Medenî Kanunun 1007. maddesi gereğince davalı sıfatı Hazinenin olup Tapu Müdürlüğünün davalı sıfatı bulunmadığından tapu müdürlüğü aleyhine açılan davanın husumetten reddi gerekeceği hususu düşünülebilir ise de; Yüksek Hukuk Genel Kurulunun HGK.2011/9-718 E.-2012/36 K. sayılı kararında da değinildiği üzere, HMK’nın 124/4.
maddesindeki, “Dava dilekçesinde tarafın yanlış veya eksik gösterilmesi kabul edilebilir bir yanılgıya dayanıyorsa, hâkim karşı tarafın rızasını aramaksızın taraf değişikliği talebini kabul edebilir. Bu durumda hâkim, davanın tarafı olmaktan çıkarılan ve aleyhine dava açılmasına sebebiyet vermeyen kişi lehine yargılama giderlerine hükmeder.” hükmü uyarınca, somut olayda, tapu müdürlüğünün davalı gösterilmesi ve tapu müdürlüğünün de Hazine vekili tarafından temsil edilmiş olmasının temsilcide yanılgı olarak değerlendirilmesi gereklidir.

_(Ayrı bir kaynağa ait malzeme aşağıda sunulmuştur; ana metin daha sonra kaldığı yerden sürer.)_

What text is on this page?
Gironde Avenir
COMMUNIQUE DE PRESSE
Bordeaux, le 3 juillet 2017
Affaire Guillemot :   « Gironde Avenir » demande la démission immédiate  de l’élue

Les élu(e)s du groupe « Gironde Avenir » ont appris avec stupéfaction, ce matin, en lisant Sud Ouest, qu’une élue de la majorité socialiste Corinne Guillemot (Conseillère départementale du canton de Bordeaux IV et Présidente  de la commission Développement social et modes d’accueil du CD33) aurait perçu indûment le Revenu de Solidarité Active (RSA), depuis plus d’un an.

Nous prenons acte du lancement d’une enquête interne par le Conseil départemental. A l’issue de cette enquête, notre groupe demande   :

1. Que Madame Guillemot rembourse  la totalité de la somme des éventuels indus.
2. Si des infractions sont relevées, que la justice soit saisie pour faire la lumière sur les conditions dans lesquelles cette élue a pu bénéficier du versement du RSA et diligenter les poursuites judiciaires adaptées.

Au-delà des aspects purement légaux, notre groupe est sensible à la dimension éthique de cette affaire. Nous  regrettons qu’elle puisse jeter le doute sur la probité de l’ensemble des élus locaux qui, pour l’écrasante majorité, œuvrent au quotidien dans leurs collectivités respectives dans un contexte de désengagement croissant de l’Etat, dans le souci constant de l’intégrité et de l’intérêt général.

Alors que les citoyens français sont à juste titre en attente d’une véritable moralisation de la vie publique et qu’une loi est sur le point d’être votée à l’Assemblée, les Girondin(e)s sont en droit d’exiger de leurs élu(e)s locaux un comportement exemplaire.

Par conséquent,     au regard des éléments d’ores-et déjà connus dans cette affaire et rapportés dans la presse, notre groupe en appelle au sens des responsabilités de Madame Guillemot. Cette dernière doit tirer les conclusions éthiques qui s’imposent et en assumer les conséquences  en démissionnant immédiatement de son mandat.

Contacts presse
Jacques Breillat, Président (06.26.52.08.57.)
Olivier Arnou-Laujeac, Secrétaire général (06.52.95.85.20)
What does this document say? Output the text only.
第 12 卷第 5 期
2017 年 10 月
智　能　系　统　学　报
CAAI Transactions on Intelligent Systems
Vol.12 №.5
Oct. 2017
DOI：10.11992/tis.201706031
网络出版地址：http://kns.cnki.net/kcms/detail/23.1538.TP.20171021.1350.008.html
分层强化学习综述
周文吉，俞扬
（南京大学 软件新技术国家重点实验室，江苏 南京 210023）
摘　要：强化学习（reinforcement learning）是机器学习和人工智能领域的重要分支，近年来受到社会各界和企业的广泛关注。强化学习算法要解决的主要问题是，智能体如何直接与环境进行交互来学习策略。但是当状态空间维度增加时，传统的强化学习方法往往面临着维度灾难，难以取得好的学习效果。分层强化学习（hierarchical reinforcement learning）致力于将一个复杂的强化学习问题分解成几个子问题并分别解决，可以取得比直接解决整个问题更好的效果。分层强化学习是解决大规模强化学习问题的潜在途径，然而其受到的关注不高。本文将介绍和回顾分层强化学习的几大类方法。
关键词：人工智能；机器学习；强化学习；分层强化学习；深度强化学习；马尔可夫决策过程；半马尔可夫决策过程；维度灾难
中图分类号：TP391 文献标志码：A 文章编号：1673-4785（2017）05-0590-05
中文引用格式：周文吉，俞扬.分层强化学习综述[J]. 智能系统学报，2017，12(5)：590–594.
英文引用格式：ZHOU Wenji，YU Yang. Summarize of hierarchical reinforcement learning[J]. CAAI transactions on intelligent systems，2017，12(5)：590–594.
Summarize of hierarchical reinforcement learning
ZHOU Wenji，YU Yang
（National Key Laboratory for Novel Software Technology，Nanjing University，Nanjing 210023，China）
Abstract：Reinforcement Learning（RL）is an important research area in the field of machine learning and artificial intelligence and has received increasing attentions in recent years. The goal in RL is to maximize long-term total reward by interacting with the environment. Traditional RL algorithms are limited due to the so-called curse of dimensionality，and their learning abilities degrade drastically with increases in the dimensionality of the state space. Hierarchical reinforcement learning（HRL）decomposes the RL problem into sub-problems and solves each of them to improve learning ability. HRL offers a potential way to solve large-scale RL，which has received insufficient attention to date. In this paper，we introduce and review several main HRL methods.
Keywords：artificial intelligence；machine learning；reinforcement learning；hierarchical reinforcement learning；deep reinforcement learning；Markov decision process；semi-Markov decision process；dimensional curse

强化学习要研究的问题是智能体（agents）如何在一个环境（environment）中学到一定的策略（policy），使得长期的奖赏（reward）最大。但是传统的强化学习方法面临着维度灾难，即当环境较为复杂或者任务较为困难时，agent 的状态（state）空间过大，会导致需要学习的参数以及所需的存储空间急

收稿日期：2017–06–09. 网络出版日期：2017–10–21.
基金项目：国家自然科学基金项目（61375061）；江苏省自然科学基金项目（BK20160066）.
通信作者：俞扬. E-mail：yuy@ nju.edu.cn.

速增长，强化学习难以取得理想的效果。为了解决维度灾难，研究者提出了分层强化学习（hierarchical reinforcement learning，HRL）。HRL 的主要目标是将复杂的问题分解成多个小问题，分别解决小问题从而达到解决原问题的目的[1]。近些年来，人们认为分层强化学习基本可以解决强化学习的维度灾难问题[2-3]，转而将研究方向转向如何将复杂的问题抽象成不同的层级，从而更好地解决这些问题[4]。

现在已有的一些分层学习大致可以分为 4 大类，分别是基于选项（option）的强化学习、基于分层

Yargıtayın istikrar kazanmış uygulamalarına göre de davacı, temsilcideki yanılmayı sonradan düzeltebilir.Temsilcide yanılmanın hukuki yaptırımı, hasımda yanılmada olduğu gibi, davanın reddi gibi ağır bir sonuç doğurmaz.
Davanın niteliğine göre, husumetin Hazineye yöneltilmesi gerekirken, taraf sıfatı bulunmayan tapu müdürlüğü hasım gösterilmiştir. Dava dilekçesindeki anlatım ve istemden, asıl dava edilmek istenenin tapu müdürlüğü değil, Hazine olduğu anlaşılmaktadır. Hal böyle olunca, davanın davalı olarak sadece tapu müdürlüğüne yöneltildiğinden söz edilemez. Ortada belirgin biçimde temsilcide yanılma hali vardır. Mahkemece temsilcide yanılma hali re"sen gözetilerek, davanın Hazineye yönlendirilmesi için davacı yana olanak verilmesi, Hazinenin delilleri toplanarak oluşacak sonuca göre bir karar verilmesi gerekirken taraf teşkili sağlanmadan işin esası hakkında hüküm kurulmuş olması doğru değildir.
SONUÇ: Yukarıda açıklanan nedenlerle, davacılar ve davalı ... vekillerinin temyiz itirazlarının kabulü hükmün BOZULMASINA, bozma nedenine göre diğer yönlerin bu aşamada incelenmesine yer olmadığına, temyiz harcının istek halinde iadesine 15/12/2016 gününde oy birliği ile karar verildi.